The legacy of Barton W. Stone

At the far end of the handle of the Little Dipper is Ursa Minor. Pilots and navigators have long called it the Polar Star. You may know it as the North Star.

While all the other stars rotate around the heavens, the Polar Star is always in the north. It is the one constant in the constellation of the northern hemisphere sky. Ancient mariners and explorers relied on it for a fixed point of reference through the night.

An artist needs a fixed reference point to establish perspective in a composition. Pitchers need a plate. Soldiers need a flag. Serious politicians need something besides opinion polls. Justices need a Constitution to trump their personal preferences. Without a reference point, we get lost.

What is your Ursa Minor?

For Barton W. Stone (1772 to 1844), it was Christian unity! His lifelong conviction was that unity among Christians could be found only through the transforming power of the gospel of Jesus Christ. In The Christian Messenger (Stone’s monthly pamphlet, Dec., 1829), Barton expressed his passion for destroying “sectarian props, creeds and names.” Instead, he sought to promote “love, peace and unity among Christians.” He referred to his passion as “the polar star to which our attention and exertion shall be chiefly directed.”

Stone was born on Christmas Eve in 1772 in Maryland. His family moved to Virginia in 1779 after his father died. People lived close to nature then. As a boy, Barton learned early how to use the North Star to find his way home at night. At 19, he converted to Christianity and dedicated himself to ministry. He was soon called to Kentucky where he ministered at the Cane Ridge Presbyterian Church. At his ordination in 1798, he was asked if he accepted the Westminster Confession of Faith. He replied, “I do as far as I can see it consistent with the word of God.”

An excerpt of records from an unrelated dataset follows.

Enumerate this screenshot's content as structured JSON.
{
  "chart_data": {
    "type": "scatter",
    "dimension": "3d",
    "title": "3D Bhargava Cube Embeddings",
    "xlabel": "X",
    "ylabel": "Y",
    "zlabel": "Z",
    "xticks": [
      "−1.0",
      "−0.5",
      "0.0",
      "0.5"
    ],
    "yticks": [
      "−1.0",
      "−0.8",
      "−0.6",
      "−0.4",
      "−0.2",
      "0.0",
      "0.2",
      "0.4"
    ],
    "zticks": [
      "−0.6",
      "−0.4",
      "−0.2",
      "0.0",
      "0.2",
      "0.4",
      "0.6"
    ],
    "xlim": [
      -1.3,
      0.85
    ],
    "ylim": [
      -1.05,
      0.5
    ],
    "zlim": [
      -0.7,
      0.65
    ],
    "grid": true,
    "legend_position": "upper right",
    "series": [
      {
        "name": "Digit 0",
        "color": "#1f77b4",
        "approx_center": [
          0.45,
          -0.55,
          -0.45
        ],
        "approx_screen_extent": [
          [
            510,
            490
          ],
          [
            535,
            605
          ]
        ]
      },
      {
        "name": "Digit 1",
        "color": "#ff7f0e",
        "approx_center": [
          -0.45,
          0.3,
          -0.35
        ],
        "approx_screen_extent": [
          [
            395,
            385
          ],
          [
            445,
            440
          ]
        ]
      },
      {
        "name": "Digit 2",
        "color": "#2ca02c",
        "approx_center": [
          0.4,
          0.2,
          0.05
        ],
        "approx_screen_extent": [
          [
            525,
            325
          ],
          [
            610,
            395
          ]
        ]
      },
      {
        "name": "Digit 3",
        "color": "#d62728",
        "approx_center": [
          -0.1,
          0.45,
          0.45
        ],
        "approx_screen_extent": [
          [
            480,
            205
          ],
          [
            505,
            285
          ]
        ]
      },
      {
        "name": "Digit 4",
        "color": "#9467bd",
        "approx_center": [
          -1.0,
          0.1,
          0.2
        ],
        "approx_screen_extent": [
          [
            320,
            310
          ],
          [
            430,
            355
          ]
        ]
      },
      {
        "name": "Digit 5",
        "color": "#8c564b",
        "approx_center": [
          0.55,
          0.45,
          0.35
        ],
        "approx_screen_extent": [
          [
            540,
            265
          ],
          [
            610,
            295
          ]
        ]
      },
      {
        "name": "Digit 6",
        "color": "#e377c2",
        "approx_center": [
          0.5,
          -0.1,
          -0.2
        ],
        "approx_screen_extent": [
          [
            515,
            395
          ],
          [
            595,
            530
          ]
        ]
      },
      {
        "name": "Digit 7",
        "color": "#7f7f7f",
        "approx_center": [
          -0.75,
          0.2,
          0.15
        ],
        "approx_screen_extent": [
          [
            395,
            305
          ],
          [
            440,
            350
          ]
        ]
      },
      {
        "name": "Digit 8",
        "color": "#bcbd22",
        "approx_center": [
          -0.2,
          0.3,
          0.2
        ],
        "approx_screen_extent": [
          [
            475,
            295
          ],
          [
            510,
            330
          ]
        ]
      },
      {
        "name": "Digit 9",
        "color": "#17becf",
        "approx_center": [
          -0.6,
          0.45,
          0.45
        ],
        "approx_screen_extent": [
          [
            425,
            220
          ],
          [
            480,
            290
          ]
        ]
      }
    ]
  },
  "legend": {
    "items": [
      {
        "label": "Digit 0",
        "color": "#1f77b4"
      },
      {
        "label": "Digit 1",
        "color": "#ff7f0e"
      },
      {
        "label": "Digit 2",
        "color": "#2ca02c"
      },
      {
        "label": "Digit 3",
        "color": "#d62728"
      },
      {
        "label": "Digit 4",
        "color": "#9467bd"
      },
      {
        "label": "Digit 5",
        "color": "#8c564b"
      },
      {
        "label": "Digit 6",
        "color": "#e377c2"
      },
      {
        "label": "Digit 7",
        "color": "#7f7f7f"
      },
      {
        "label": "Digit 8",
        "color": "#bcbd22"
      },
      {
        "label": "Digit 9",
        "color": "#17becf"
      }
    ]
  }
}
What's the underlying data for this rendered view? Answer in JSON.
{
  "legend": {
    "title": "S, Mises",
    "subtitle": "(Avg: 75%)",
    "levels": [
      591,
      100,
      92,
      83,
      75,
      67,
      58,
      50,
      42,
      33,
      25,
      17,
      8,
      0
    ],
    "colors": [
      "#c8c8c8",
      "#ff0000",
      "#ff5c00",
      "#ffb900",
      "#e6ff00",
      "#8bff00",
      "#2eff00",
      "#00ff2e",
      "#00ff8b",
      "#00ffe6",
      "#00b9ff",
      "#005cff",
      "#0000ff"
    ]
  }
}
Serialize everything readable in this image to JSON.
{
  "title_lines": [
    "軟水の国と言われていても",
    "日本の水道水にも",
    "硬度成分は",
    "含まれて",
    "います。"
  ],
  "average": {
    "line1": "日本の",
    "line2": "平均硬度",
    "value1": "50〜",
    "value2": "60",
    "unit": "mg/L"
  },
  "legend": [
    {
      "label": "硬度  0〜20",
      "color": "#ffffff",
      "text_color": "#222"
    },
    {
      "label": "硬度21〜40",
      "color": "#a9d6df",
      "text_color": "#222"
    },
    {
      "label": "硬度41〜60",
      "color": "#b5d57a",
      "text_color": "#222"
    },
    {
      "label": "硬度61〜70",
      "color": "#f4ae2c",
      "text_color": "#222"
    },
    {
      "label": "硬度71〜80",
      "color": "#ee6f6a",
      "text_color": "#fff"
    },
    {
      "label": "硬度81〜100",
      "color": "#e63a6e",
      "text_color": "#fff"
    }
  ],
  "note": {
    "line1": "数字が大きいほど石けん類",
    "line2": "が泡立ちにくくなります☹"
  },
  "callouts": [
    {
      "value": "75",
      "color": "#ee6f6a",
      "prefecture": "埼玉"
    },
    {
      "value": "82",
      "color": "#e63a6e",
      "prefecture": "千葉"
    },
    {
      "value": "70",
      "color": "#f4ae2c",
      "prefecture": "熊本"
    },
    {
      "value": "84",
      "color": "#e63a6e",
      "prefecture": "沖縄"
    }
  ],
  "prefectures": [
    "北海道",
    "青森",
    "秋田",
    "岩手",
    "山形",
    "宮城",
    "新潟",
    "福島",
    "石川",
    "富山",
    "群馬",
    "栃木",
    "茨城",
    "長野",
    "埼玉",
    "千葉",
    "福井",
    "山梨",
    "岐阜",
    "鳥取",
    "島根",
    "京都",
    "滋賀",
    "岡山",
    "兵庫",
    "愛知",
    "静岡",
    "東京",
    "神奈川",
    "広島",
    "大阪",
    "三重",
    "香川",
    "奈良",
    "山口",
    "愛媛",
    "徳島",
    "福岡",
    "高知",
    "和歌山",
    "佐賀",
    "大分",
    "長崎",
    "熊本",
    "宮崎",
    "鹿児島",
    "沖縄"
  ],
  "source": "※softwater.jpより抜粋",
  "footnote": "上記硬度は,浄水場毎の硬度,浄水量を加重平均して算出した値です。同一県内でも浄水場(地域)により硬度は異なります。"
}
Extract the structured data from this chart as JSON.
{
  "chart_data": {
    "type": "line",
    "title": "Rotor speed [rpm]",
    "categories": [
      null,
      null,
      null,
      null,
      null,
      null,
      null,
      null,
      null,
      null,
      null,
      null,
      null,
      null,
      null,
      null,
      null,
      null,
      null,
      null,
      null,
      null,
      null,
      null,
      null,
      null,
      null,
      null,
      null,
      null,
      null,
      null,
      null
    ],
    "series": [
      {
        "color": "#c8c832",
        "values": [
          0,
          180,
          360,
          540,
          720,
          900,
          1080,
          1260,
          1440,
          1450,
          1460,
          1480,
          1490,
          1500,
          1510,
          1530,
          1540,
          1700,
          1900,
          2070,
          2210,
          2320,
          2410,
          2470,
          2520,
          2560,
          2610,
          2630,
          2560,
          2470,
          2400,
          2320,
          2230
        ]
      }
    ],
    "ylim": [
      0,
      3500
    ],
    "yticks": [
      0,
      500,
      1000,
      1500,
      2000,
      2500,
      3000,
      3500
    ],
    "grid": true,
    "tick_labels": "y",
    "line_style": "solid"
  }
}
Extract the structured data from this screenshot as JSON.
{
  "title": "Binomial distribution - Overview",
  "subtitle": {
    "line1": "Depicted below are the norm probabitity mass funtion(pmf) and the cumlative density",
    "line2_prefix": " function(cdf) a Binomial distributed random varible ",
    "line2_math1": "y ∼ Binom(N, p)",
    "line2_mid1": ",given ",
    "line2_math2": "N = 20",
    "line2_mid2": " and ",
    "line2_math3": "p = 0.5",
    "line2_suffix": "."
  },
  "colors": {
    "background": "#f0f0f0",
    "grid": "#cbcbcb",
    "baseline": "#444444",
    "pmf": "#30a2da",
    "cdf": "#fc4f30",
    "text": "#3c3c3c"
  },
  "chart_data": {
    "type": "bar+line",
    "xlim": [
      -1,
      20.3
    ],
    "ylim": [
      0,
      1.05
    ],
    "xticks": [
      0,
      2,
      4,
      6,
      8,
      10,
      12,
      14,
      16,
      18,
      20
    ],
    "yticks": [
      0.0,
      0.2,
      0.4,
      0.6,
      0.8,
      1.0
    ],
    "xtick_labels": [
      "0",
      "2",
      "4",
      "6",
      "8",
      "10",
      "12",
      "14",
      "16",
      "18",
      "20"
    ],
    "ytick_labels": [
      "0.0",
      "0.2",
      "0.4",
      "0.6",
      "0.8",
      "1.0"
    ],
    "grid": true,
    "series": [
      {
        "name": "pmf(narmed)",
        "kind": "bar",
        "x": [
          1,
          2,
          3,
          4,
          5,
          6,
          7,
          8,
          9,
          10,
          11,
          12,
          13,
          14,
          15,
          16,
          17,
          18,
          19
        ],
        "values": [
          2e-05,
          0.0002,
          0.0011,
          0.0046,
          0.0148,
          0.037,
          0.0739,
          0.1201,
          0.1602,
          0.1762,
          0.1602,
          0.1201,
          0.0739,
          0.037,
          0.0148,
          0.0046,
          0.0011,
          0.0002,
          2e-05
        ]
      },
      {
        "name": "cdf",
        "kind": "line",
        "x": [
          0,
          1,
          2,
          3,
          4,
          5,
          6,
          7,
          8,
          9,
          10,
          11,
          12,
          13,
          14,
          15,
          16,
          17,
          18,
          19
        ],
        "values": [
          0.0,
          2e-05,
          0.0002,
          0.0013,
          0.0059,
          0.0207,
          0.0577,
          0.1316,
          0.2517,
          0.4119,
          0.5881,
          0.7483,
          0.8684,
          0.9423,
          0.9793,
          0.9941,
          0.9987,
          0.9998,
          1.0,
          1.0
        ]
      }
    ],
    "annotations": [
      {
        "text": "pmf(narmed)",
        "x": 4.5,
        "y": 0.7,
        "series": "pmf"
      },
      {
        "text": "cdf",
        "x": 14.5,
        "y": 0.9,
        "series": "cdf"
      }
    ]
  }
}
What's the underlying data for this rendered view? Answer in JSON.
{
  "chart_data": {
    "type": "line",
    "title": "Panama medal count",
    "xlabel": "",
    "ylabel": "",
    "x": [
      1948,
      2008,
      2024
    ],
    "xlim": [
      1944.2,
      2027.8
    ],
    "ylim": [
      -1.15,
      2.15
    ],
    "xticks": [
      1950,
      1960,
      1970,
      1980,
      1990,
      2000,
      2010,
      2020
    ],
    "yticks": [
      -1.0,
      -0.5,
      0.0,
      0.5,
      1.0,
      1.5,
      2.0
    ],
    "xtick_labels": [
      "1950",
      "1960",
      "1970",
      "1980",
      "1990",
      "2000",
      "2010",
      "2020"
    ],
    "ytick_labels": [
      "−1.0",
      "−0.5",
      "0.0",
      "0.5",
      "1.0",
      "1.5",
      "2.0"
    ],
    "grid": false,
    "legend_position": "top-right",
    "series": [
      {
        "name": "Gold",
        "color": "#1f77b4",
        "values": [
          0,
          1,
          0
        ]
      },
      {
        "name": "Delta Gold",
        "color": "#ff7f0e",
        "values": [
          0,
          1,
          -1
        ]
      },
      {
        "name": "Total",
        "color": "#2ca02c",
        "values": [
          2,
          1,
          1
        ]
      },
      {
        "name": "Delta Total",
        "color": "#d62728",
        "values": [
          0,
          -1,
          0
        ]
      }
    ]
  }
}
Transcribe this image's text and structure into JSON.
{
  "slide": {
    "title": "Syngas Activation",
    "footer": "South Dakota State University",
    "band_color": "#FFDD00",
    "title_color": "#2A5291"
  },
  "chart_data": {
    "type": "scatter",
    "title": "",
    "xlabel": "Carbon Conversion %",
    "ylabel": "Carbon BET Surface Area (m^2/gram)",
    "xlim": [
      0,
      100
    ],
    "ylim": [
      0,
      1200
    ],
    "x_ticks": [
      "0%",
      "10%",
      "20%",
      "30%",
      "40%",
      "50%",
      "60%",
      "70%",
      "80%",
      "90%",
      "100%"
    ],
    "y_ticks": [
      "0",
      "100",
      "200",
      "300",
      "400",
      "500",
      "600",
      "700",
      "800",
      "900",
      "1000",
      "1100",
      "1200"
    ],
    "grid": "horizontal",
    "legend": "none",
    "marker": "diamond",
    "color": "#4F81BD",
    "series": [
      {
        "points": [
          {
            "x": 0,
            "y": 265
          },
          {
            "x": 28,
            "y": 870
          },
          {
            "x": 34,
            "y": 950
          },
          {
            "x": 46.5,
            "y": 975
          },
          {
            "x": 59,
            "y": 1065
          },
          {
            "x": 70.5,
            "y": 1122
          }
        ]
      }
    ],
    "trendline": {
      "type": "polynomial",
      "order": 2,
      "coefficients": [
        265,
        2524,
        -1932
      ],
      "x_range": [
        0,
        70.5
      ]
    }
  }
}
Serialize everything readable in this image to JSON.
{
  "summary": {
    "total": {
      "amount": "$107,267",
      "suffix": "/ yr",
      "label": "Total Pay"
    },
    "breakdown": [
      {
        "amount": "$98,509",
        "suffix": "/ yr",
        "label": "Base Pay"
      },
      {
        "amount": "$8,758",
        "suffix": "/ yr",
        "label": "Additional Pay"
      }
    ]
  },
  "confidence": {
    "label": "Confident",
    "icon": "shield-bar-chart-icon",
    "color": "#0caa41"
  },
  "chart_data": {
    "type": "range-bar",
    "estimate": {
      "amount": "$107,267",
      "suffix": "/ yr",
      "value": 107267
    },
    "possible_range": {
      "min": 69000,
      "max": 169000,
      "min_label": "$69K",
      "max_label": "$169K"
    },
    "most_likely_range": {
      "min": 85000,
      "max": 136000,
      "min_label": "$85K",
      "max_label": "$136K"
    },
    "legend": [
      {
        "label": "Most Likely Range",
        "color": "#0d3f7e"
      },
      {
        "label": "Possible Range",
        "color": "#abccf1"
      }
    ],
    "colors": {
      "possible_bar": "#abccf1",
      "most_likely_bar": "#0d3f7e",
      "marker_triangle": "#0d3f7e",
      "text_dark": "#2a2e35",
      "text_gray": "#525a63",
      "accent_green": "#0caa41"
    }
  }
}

He was already realizing that creative creeds are not the key to unity.

At Cane Ridge, he was “alarmed” (his word) to find such a low level of interest in faith on the frontier. The time was ripe for what is now known as the Great Awakening. In 1801, he organized a revival meeting at Cane Ridge attracting 25,000 seekers over five days. It famously featured such exciting phenomena as jerks, shouts and faintings. But there was much more. Denominational lines blurred as, according to Stone, “all united in prayer [and] all preached the same thing.”

The Presbyterian hierarchy was not amused. Their critical stance deepened Stone’s desire to be free from Presbyterian strings while remaining subject to God‘s Word. He wanted to “just be Christian” as did others in his circle. They were losing confidence that denominational ties, terms or creeds could guide Christians toward unity. They began to see a return to simpler yet deeper conviction rooted in God’s Word as the key to unity.

Seeking freedom from sectarian pressure, Stone and some kindred spirits, drew up The Last Will and Testament of the Springfield Presbytery, in which they said, “We will that this body die, be dissolved, and sink into union with the Body of Christ at large; for there is but one body, and one Spirit, even as we are called in one hope of our calling.”

This established Stone as one of the founding fathers of the Restoration Movement.

Years later, Stone saw his famous handshake in 1832 with “Raccoon” John Smith as the noblest act of his life. It merged the “Christians,” represented by Stone, with the “Disciples,” those in the sphere of Alexander Campbell’s influence (represented by Smith). Stone’s preaching increasingly zeroed in on the need for believers to promote the unity and purity of the church through humility. Over the years, he learned how selfish pride was the bane of union in all ages.

At the Disciples of Christ National Historical Society in Nashville, Tennessee, there still stands a statue of Stone (yes, it’s carved out of stone) with the oft-spoken words of Brother Stone inscribed on it: “Let the unity of Christians be our Polar Star.” That’s his legacy in a nutshell.

Mariners watch the Polar Star for guidance with a destination in mind. Barton Stone watched for the unity of Christians through the Holy Spirit. “To this let our eyes be continually turned,” he wrote in 1832.

Stone was a first-things-first kind of guy and for him, unity came first.